Mengenal Tokoh Tertua di Kampung Bahasa Inggris Pare
Label: Kampung Inggris Pare 1 komentarM. Kalend Osen bisa disebut sebagai pendiri kampung Bahasa Inggris di Pare. Karena awal adanya kursusan Bahasa Inggris di Pare ada di tempatnya. Setelah itu ratusan kursusan Bahasa Inggris mulai menjamur di tempat itu.
Kalend. Nama itu tidak asing bagi masyarakat yang suka menimba ilmu Bahasa Inggris. Kemampuannya mencetak siswa-siswa jago bercas-cis-cus Bahasa Inggris sudah tak diragukan lagi. Jutaan siswa sudah merasakan polesan Bahasa Inggris dari Kalend. Hasilnya begitu keluar dari kursus di Basic English Course (BEC) di Jalan Anyelir, Singgahan, Pelem, Pare, siswa-siswi Kalend mampu berkomunikasi Bahasa Inggris dengan lancar.

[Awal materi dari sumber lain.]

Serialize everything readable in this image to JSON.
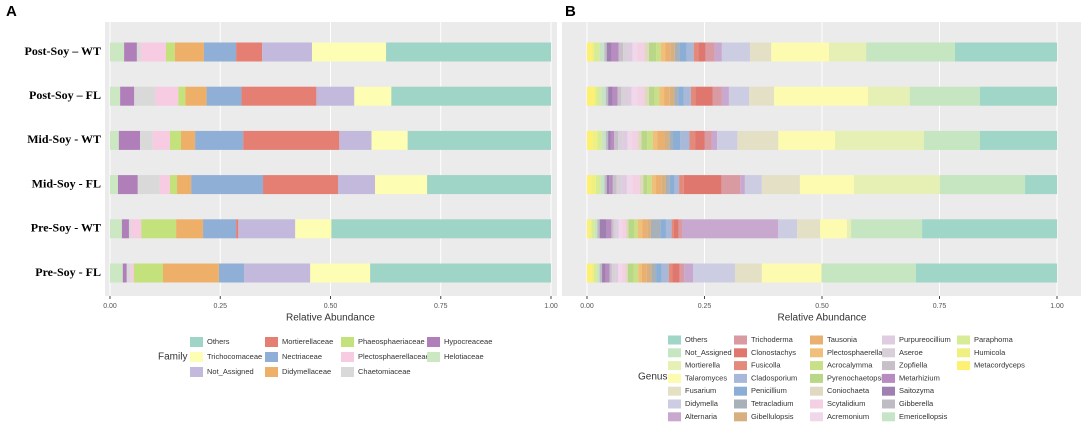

Hal inilah yang membuat nama Kalend semakin melambung. Tak hanya di Pare dan sekitarnya, di penjuru nasional nama Kalend sudah tak asing. Tak heran jika siswa-siswi Kalend berasal dari seluruh Indonesia.

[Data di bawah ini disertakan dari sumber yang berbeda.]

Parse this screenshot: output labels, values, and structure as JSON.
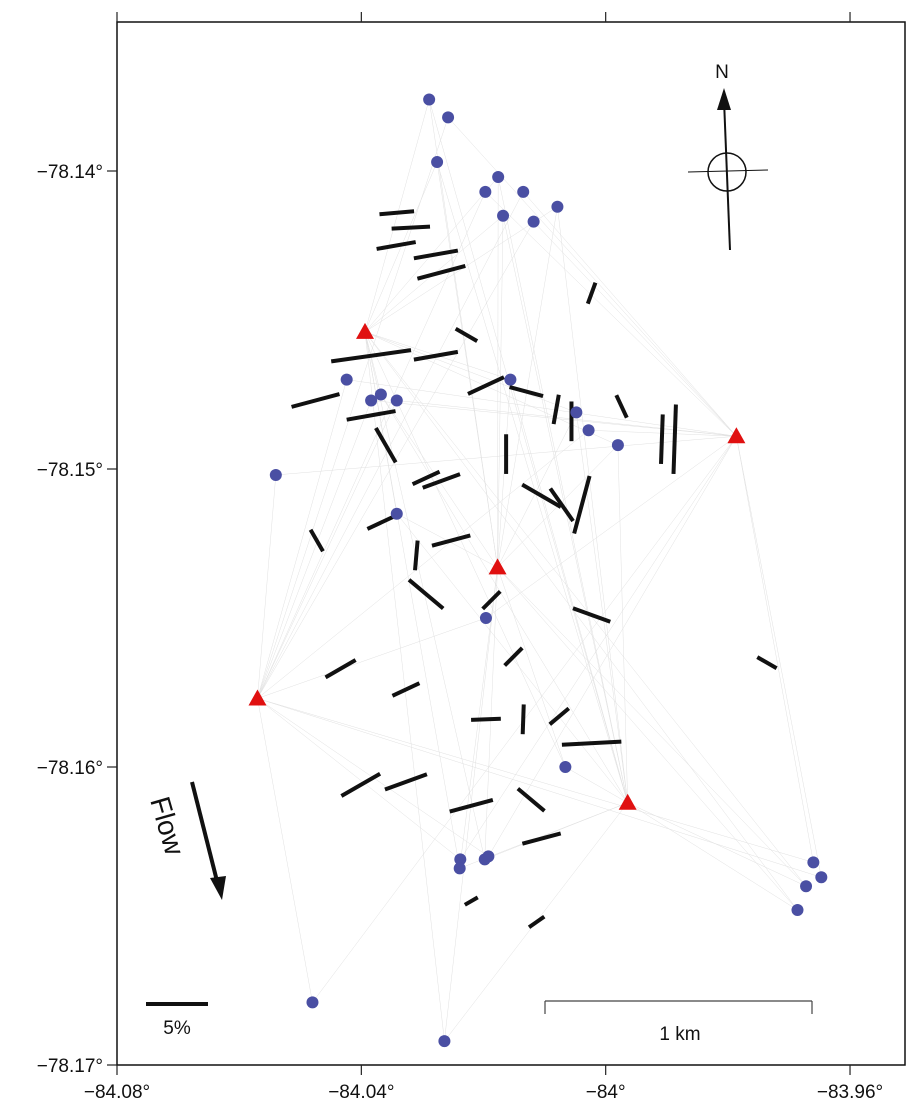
{
  "chart_data": {
    "type": "scatter",
    "xlim": [
      -84.08,
      -83.951
    ],
    "ylim": [
      -78.17,
      -78.135
    ],
    "xticks": [
      {
        "value": -84.08,
        "label": "−84.08°"
      },
      {
        "value": -84.04,
        "label": "−84.04°"
      },
      {
        "value": -84,
        "label": "−84°"
      },
      {
        "value": -83.96,
        "label": "−83.96°"
      }
    ],
    "yticks": [
      {
        "value": -78.14,
        "label": "−78.14°"
      },
      {
        "value": -78.15,
        "label": "−78.15°"
      },
      {
        "value": -78.16,
        "label": "−78.16°"
      },
      {
        "value": -78.17,
        "label": "−78.17°"
      }
    ],
    "series": [
      {
        "marker": "circle",
        "color": "#4a4fa3",
        "x": [
          -84.0289,
          -84.0258,
          -84.0276,
          -84.0197,
          -84.0176,
          -84.0135,
          -84.0168,
          -84.0118,
          -84.0079,
          -84.0424,
          -84.0156,
          -84.0384,
          -84.0368,
          -84.0342,
          -84.0048,
          -84.0028,
          -83.998,
          -84.054,
          -84.0342,
          -84.0196,
          -84.0066,
          -84.0238,
          -84.0239,
          -84.0192,
          -84.0198,
          -83.966,
          -83.9672,
          -83.9647,
          -83.9686,
          -84.048,
          -84.0264
        ],
        "values": [
          -78.1376,
          -78.1382,
          -78.1397,
          -78.1407,
          -78.1402,
          -78.1407,
          -78.1415,
          -78.1417,
          -78.1412,
          -78.147,
          -78.147,
          -78.1477,
          -78.1475,
          -78.1477,
          -78.1481,
          -78.1487,
          -78.1492,
          -78.1502,
          -78.1515,
          -78.155,
          -78.16,
          -78.1631,
          -78.1634,
          -78.163,
          -78.1631,
          -78.1632,
          -78.164,
          -78.1637,
          -78.1648,
          -78.1679,
          -78.1692
        ]
      },
      {
        "marker": "triangle",
        "color": "#e01010",
        "x": [
          -84.0394,
          -83.9786,
          -84.0177,
          -84.057,
          -83.9964
        ],
        "values": [
          -78.1454,
          -78.1489,
          -78.1533,
          -78.1577,
          -78.1612
        ]
      },
      {
        "marker": "segment",
        "color": "#111111",
        "x": [
          -84.0342,
          -84.0319,
          -84.0343,
          -84.0278,
          -84.0269,
          -84.0023,
          -84.0228,
          -84.0384,
          -84.0278,
          -84.0196,
          -84.0475,
          -84.0384,
          -84.013,
          -84.0081,
          -84.0056,
          -83.9974,
          -83.9908,
          -83.9887,
          -84.036,
          -84.0163,
          -84.0269,
          -84.0294,
          -84.0105,
          -84.0039,
          -84.0072,
          -84.0368,
          -84.0253,
          -84.0473,
          -84.031,
          -84.0294,
          -84.0187,
          -84.0023,
          -84.0434,
          -84.0327,
          -84.0151,
          -84.0196,
          -84.0135,
          -84.0076,
          -84.0023,
          -84.0401,
          -84.0327,
          -84.022,
          -84.0122,
          -84.0105,
          -83.9736,
          -84.022,
          -84.0113
        ],
        "values": [
          -78.1414,
          -78.1419,
          -78.1425,
          -78.1428,
          -78.1434,
          -78.1441,
          -78.1455,
          -78.1462,
          -78.1462,
          -78.1472,
          -78.1477,
          -78.1482,
          -78.1474,
          -78.148,
          -78.1484,
          -78.1479,
          -78.149,
          -78.149,
          -78.1492,
          -78.1495,
          -78.1504,
          -78.1503,
          -78.1509,
          -78.1512,
          -78.1512,
          -78.1518,
          -78.1524,
          -78.1524,
          -78.1529,
          -78.1542,
          -78.1544,
          -78.1549,
          -78.1567,
          -78.1574,
          -78.1563,
          -78.1584,
          -78.1584,
          -78.1583,
          -78.1592,
          -78.1606,
          -78.1605,
          -78.1613,
          -78.1611,
          -78.1624,
          -78.1565,
          -78.1645,
          -78.1652
        ],
        "lengths": [
          2.8,
          3.1,
          3.2,
          3.6,
          4.0,
          1.8,
          2.0,
          6.5,
          3.6,
          3.2,
          4.0,
          4.0,
          2.8,
          2.4,
          3.2,
          2.0,
          4.0,
          5.6,
          3.2,
          3.2,
          3.2,
          2.4,
          3.6,
          4.8,
          3.2,
          2.4,
          3.2,
          2.0,
          2.4,
          3.6,
          2.0,
          3.2,
          2.8,
          2.4,
          2.0,
          2.4,
          2.4,
          2.0,
          4.8,
          3.6,
          3.6,
          3.6,
          2.8,
          3.2,
          1.8,
          1.2,
          1.5
        ],
        "angles": [
          5,
          3,
          10,
          10,
          15,
          70,
          -30,
          8,
          10,
          25,
          15,
          10,
          -15,
          80,
          90,
          -65,
          88,
          88,
          -60,
          90,
          20,
          25,
          -30,
          75,
          -55,
          25,
          15,
          -60,
          85,
          -40,
          45,
          -20,
          30,
          25,
          45,
          2,
          88,
          40,
          3,
          30,
          20,
          15,
          -40,
          15,
          -30,
          30,
          35
        ]
      }
    ],
    "scale_bar": {
      "value": 5,
      "label": "5%"
    },
    "distance_label": "1 km",
    "north_label": "N",
    "flow_label": "Flow"
  }
}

Jika melihat sekilas, sosok Kalend tak ada yang terlalu istimewa. Lelaki kelahiran Kutai, 20 Februari 1945 sama seperti bapak-bapak kebanyakan. Penampilannya biasa saja. Saat ditemui wartawan koran ini (13/9) di BEC, Kalend yang baru saja menunaikan ibadah salat Duhur, mengenakan kopiah hitam, t-shirt abu-abu dan sarung putih.
Tapi begitu mulai bercakap-cakap dengan Kalend, gaya seorang pengajar ada pada dirinya. "Kalau ada siswa yang tidak niat belajar Bahasa Inggris. Ya lebih baik saya suruh pulang saja daripada mengganggu teman-temannya yang benar-benar mau belajar," ujar Kalend.

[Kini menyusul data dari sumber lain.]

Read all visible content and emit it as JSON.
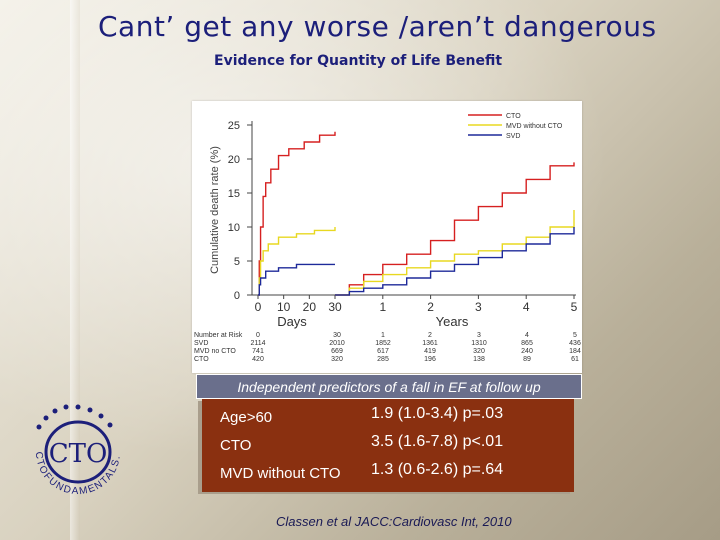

Soal kemampuan Bahasa Inggris, Kalend dengan rendah hati mengaku kalau sebenarnya kemampuannya biasa-biasa saja. "Hanya banyak orang yang percaya belajar dengan saya makanya banyak yang belajar ke sini ," ujarnya.
Kalend sendiri memulai menjadi guru Bahasa Inggris secara kebetulan. Lelaki asal Kalimantan Timur ini datang ke Pare awalnya hanya untuk belajar bahasa ke Alm KH Ahmad Yazid yang kabarnya menguasai sembilan bahasa pada 1976. Apalagi saat itu Kalend kehabisan uang di Gontor saat mau kenaikkan kelas V ke kelas VI, sehingga pilihan ke Pare semakin menguat.
Setelah belajar beberapa bulan, tiba-tiba ada dua mahasiswa IAIN Surabaya yang mau belajar Bahasa Inggris ke KH Ahmad Yazid. Karena saat itu KH Ahmad Yazid tidak ada di tempat, Kalend kemudian ditunjuk istri Yazid untuk mengajar dua mahasiswa tersebut.
Mendapatkan perintah menjadi guru, Kalend pun berusaha maksimal. Sebanyak 350 soal yang dibawa dua mahasiswa dicoba dikerjakan bersama-sama tanpa membuka buku Bahasa Inggris. Hasilnya 60 persen mampu diselesaikan. Sedangkan sisanya dengan cara membuka buku. "Lima hari selesai 350 soal itu kami kerjakan," ujar Kalend.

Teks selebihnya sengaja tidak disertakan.